If the battle for Davao is measured by control of the barangays (a political subdivision), Biazon thinks the government is winning. When he came to Davao a year ago, he said, 30% of the barangays were heavily influenced by the rebels. Now, he says, the figure is 18%. Leftists say it is far more than half and assert that the barangays where the military claims control are merely “occupied.”

Like the military commanders in Manila, Biazon and his regional commander, Brig. Gen. Jaime Echeverria, insist that the guerrillas in the hills can be handled.

Biazon commands 1,500 marines. Facing them in the rural areas of Davao, he said, is a New People’s Army company of 124 guerrillas, not all armed and all short of ammunition.

The rebel’s agaw campaign--literally “get the guns”--with rare exceptions nets only a few weapons at a time, taken from slain soldiers or assassinated policemen. There is no evidence of foreign arms supply.

Advertisement

Echeverria said that the rebels in the countryside “want to surrender by the hundreds,” and he added that those who “return to the fold of the law” say they were coerced into joining the New People’s Army.

Vengeance, Adventure

But other military officers say rural youths join the rebels voluntarily, some seeking vengeance for some injustice, others for adventure. Journalists who have traveled with them say that many are hard, committed men.

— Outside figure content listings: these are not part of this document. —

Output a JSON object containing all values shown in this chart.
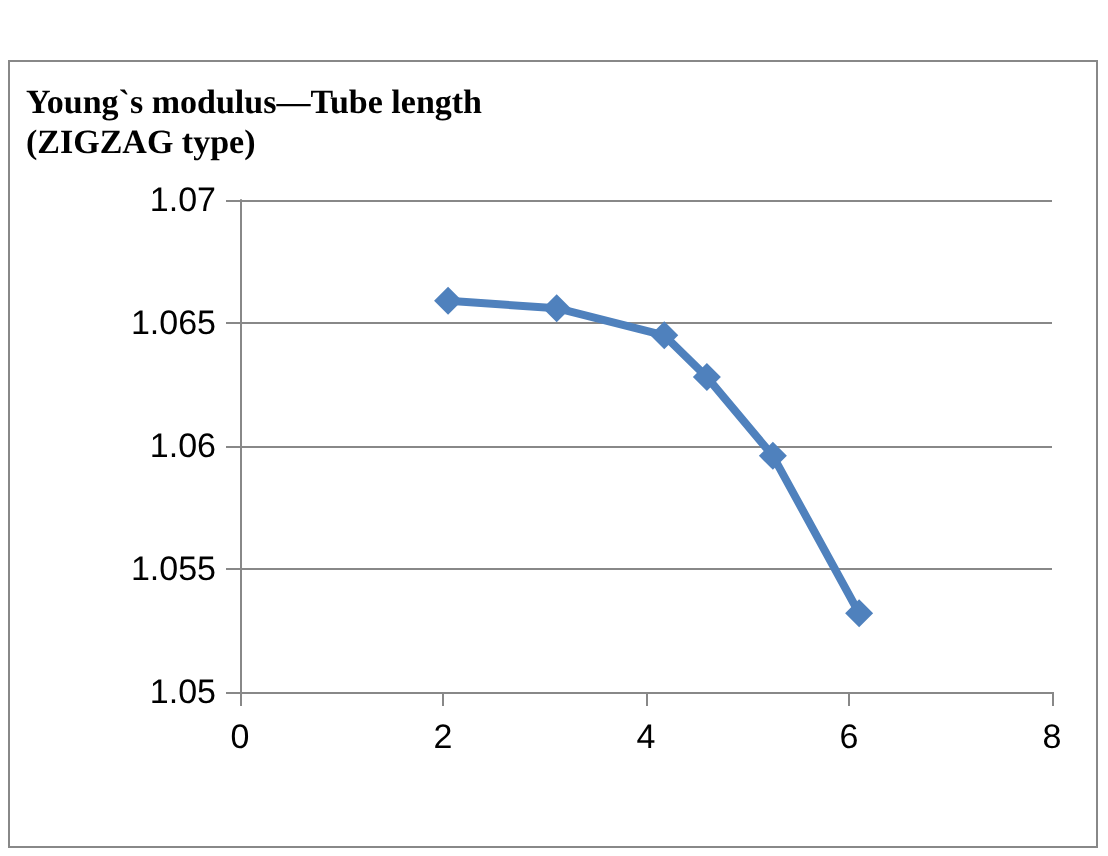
{
  "chart_data": {
    "type": "line",
    "title": "Young`s modulus—Tube length\n(ZIGZAG type)",
    "x": [
      2.05,
      3.12,
      4.18,
      4.6,
      5.25,
      6.1
    ],
    "series": [
      {
        "color": "#4f81bd",
        "values": [
          1.0659,
          1.0656,
          1.0645,
          1.0628,
          1.0596,
          1.0532
        ]
      }
    ],
    "xlim": [
      0,
      8
    ],
    "xticks": [
      0,
      2,
      4,
      6,
      8
    ],
    "ylim": [
      1.05,
      1.07
    ],
    "yticks": [
      1.05,
      1.055,
      1.06,
      1.065,
      1.07
    ],
    "grid": "y",
    "marker": "diamond",
    "line_style": "solid"
  }
}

Rebel leadership at the top level remains high quality, according to military and foreign observers, despite the arrests of many party and New People’s Army officers over the years. The top level leaders are still of middle-class origin, these observers say, and many of them reportedly are graduates of the prestigious University of the Philippines.

Jose Maria Sison, the man who founded the party in 1968 as a breakaway from the old Moscow-lining Communist Party here, is a University of the Philippines man. Arrested in 1977, Sison is held at a military camp in Manila.

Rodolfo Salas, a onetime university student radical, is believed to be the current party leader and Antonio Zumel, a former Manila newspaperman, is reportedly the head of the National Democratic Front.

Despite the claims of the military men, it is clear to most observers that government forces cannot stop the insurgency by arms alone. The government has launched a variety of civic action programs to satisfy the grievances of the people: building roads and schools, improving water supplies and the like.

Advertisement

Money is flowing from Manila, and many politicians, across the board, say good work is being done. But many wonder whether it will be sustained.

The reason for the insurgency “is discontent in the hearts of the people,” said Luis Santos, a former mayor of Davao, adding that it cannot be solved militarily. “When your son is sick you don’t get a policeman to beat him up.”